To determine which fund is better suited for your objectives, ask yourself:
Some investors adjust or exit the S&P 500® based on economic or market conditions. Making these tactical trades requires skill and experience, and they do incur costs.
The costs of owning an ETF extend beyond just the expense ratio. Two primary components make up the total cost of ownership (TCO) of an ETF: trading costs and holding costs.
The more you trade, the greater emphasis you should place on the trading cost component of an ETF’s TCO. If you trade frequently, an ETF’s bid-ask spread can influence the TCO more than the expense ratio. So, do you rebalance monthly? Quarterly? Annually?
Figure 3: Two key components of an ETF’s TCO
Both SPY and SPYM trade, on average, with a $0.01 wide bid-ask spread. However, SPY’s higher share price means its spread is narrower in percentage terms versus SPYM, making trading more cost efficient in terms of basis points (0.002% for SPY and 0.0164% for SPYM).
Just as important for frequent traders: as the industry’s liquidity leader, SPY’s spread remains consistent—even when volatility strikes.
On April 2, 2025, for example, the Trump Administration announced broad-based tariffs on all US trading partners, marking the highest rates in nearly a century. The market experienced steep declines—its worst sell-off since 2020, with the S&P 500 falling more than 9% over the next two days.11 Even so, SPY maintained a bid-ask spread below 1 bps.12
On top of this, SPY became the first ETF to trade $127 billion in a single day on April 7, 2025,13 showing that investors gravitate to its deep pool of liquidity—particularly when liquidity is needed most.
Figure 4: SPY has helped investors navigate volatile periods
SPY assets since 1993
Time should also play a role in your product selection. In other words, ask yourself if your S&P 500® allocation is a short-term tactical or buy-and-hold position.
Let’s say you are a tactical investor who trades 50% of your position periodically over the course of a year.

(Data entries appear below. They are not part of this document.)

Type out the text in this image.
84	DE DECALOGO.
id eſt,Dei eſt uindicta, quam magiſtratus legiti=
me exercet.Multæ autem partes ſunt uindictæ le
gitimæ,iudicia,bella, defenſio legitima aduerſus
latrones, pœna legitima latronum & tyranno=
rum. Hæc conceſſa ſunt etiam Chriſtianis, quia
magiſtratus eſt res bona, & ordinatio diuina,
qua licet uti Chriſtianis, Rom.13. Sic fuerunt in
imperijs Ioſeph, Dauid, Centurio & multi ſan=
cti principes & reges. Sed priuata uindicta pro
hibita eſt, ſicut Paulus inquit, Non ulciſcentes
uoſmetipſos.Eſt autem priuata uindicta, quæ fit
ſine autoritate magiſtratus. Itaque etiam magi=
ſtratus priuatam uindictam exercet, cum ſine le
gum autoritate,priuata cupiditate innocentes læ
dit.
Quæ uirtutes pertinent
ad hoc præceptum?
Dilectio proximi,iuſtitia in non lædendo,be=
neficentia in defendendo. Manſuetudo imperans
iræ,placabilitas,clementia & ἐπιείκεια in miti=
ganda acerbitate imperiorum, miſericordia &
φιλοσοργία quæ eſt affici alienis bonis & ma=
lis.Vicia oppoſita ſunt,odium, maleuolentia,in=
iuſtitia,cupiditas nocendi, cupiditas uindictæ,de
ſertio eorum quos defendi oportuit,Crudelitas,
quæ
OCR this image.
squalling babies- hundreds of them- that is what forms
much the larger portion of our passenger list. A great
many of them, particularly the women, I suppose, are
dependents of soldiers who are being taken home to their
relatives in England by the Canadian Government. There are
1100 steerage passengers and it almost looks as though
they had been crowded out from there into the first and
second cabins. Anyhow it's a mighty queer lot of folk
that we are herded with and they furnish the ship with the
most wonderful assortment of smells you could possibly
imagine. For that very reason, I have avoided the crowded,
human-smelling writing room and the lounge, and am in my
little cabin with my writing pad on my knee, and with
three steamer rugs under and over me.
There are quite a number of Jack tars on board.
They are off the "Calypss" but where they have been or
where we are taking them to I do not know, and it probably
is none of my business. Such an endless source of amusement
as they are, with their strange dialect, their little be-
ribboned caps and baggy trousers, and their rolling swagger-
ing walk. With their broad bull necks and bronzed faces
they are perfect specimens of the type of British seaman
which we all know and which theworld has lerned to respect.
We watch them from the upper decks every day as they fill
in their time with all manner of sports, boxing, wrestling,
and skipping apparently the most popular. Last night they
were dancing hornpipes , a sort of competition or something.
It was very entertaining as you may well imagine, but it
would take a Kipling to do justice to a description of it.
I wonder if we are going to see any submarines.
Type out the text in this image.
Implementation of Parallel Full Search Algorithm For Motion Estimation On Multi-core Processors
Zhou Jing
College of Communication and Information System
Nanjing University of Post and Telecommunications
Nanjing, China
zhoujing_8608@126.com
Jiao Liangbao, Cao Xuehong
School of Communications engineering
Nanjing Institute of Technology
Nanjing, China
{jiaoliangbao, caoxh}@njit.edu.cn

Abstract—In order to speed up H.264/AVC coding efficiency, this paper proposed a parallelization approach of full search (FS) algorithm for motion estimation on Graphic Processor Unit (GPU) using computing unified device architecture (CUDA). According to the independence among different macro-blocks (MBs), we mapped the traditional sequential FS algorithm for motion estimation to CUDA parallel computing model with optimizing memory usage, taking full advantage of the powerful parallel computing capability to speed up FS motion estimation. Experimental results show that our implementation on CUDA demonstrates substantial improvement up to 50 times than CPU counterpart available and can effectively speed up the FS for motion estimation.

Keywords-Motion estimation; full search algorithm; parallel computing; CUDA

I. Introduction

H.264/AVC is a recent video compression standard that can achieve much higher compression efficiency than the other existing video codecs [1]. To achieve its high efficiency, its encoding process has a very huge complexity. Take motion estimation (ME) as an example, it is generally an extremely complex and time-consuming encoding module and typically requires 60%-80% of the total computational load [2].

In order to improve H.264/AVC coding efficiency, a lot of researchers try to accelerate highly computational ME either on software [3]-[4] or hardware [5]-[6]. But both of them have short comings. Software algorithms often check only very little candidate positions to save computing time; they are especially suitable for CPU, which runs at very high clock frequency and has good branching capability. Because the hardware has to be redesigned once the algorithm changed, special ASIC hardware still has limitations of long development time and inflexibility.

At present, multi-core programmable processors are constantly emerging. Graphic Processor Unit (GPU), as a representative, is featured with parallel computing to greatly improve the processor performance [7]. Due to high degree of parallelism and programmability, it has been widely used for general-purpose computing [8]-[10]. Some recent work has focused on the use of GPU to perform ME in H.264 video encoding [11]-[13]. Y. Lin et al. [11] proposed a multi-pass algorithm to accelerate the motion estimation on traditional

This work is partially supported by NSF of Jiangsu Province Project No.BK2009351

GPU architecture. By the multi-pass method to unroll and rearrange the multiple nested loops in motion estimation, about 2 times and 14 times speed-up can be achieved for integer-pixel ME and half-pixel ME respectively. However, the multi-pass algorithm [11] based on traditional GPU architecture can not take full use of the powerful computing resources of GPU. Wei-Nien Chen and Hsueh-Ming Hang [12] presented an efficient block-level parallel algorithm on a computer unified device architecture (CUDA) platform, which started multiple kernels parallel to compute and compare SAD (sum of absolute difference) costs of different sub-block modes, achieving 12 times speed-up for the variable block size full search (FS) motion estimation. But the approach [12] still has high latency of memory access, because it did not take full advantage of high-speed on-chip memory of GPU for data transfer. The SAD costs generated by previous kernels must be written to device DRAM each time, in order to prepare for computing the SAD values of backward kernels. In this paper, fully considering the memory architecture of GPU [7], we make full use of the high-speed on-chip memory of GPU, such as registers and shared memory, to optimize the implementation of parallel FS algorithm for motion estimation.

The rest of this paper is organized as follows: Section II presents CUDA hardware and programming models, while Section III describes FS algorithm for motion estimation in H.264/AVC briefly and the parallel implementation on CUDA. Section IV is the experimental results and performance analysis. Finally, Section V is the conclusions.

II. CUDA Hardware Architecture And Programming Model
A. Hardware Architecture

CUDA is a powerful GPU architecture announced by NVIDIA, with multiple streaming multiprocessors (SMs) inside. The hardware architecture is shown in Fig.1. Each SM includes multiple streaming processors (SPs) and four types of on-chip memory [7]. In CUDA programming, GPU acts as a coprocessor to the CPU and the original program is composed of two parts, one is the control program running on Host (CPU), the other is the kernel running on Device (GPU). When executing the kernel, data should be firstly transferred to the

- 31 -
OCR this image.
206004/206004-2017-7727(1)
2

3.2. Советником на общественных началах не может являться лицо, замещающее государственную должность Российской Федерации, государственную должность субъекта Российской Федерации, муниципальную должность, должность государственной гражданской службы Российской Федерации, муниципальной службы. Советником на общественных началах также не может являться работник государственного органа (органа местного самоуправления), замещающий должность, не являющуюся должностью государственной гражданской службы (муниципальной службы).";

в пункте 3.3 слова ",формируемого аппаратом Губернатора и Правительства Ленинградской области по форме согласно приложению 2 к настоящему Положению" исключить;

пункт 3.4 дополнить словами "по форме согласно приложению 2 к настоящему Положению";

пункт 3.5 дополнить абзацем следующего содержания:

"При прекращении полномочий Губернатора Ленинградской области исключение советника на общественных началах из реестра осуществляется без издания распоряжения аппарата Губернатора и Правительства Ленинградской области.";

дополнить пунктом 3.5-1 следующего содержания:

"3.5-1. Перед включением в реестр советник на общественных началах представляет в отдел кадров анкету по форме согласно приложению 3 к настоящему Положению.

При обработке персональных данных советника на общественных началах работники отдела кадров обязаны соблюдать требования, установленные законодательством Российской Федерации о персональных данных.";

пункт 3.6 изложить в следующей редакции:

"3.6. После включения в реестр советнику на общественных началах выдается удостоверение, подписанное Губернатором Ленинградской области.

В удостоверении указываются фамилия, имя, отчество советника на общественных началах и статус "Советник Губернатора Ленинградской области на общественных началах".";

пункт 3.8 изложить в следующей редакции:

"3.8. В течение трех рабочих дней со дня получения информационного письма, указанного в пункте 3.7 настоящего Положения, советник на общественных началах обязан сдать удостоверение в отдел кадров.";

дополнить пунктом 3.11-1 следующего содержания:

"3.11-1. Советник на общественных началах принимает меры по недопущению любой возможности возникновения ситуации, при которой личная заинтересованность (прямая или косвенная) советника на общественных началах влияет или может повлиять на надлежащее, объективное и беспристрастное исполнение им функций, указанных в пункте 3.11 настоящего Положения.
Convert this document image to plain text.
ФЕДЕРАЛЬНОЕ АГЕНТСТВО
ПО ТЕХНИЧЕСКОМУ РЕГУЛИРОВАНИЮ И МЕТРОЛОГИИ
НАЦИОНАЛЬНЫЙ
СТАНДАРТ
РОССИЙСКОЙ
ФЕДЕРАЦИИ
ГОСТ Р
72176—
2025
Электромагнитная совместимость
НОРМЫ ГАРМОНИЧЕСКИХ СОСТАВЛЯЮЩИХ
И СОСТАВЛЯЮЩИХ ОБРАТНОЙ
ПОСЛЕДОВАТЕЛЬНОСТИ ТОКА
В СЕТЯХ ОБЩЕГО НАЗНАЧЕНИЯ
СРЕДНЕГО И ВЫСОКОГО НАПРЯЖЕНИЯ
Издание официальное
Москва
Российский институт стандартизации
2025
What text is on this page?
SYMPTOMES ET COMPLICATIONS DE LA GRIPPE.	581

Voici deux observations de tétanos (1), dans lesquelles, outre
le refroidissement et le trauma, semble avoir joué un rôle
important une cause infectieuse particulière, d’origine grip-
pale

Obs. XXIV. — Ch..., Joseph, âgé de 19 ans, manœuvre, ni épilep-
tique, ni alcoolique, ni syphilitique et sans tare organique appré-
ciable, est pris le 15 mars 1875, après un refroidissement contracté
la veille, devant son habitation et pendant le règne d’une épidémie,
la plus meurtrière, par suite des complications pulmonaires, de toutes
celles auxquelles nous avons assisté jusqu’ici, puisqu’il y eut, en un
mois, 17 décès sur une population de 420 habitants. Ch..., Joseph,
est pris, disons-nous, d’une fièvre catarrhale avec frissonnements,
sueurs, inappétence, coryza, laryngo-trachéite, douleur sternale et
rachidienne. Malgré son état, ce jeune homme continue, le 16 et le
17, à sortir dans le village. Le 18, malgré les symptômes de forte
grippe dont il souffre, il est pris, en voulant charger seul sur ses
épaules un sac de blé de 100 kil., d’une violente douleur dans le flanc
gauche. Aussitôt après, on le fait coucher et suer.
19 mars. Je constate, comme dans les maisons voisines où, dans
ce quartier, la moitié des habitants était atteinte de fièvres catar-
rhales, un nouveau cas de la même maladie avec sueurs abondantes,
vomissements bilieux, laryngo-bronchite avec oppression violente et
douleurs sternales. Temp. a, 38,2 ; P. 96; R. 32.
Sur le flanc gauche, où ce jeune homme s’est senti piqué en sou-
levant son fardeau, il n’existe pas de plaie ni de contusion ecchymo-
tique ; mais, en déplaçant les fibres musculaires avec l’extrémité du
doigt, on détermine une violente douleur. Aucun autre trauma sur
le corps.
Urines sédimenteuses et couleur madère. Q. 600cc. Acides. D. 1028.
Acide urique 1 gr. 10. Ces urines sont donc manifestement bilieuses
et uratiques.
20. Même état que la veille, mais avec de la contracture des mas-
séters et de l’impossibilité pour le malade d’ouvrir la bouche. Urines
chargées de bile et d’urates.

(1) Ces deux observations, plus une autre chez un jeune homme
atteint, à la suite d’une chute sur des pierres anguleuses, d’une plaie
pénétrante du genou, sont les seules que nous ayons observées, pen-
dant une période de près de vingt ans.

Although two hypothetical ETFs may have the same $0.01 bid-ask spread, the TCO can still differ. Consider an ETF priced at $500/share with an expense ratio of 0.0945% and an ETF at $60/share with an expense ratio of 0.02%.
Assuming market prices remain unchanged and both funds track the index similarly, the ETF with the higher expense ratio could still result in lower total costs—driven by the ETF’s more cost-efficient secondary market (Figure 5).
Figure 5: When to prioritize lower transaction costs
Now consider a longer investment horizon—say 10 years—where you rebalance 10% of your position each quarter. Using the same ETFs ($500/share with a 0.0945% expense ratio versus $60/share with a 0.02% expense ratio), and assuming both trade with a $0.01 bid-ask spread, the results change.
If market prices remain unchanged and tracking differences are minimal, the ETF with the lower expense ratio results in a lower total cost of ownership. Over longer holding periods, the ongoing expense ratio tends to outweigh the impact of transaction costs.
Figure 6: When to prioritize a lower expense ratio
One fund isn’t “better” than the other—your unique investment goals, needs, and objectives determine which may be more appropriate for your portfolio.
Of course, it doesn’t have to be either/or with SPY and SPYM. Some investors may use both—holding SPYM as a long-term core allocation, and using SPY for more frequent trading or tactical positioning.
Factors such as tax considerations, fee sensitivity, and trading needs may influence this approach.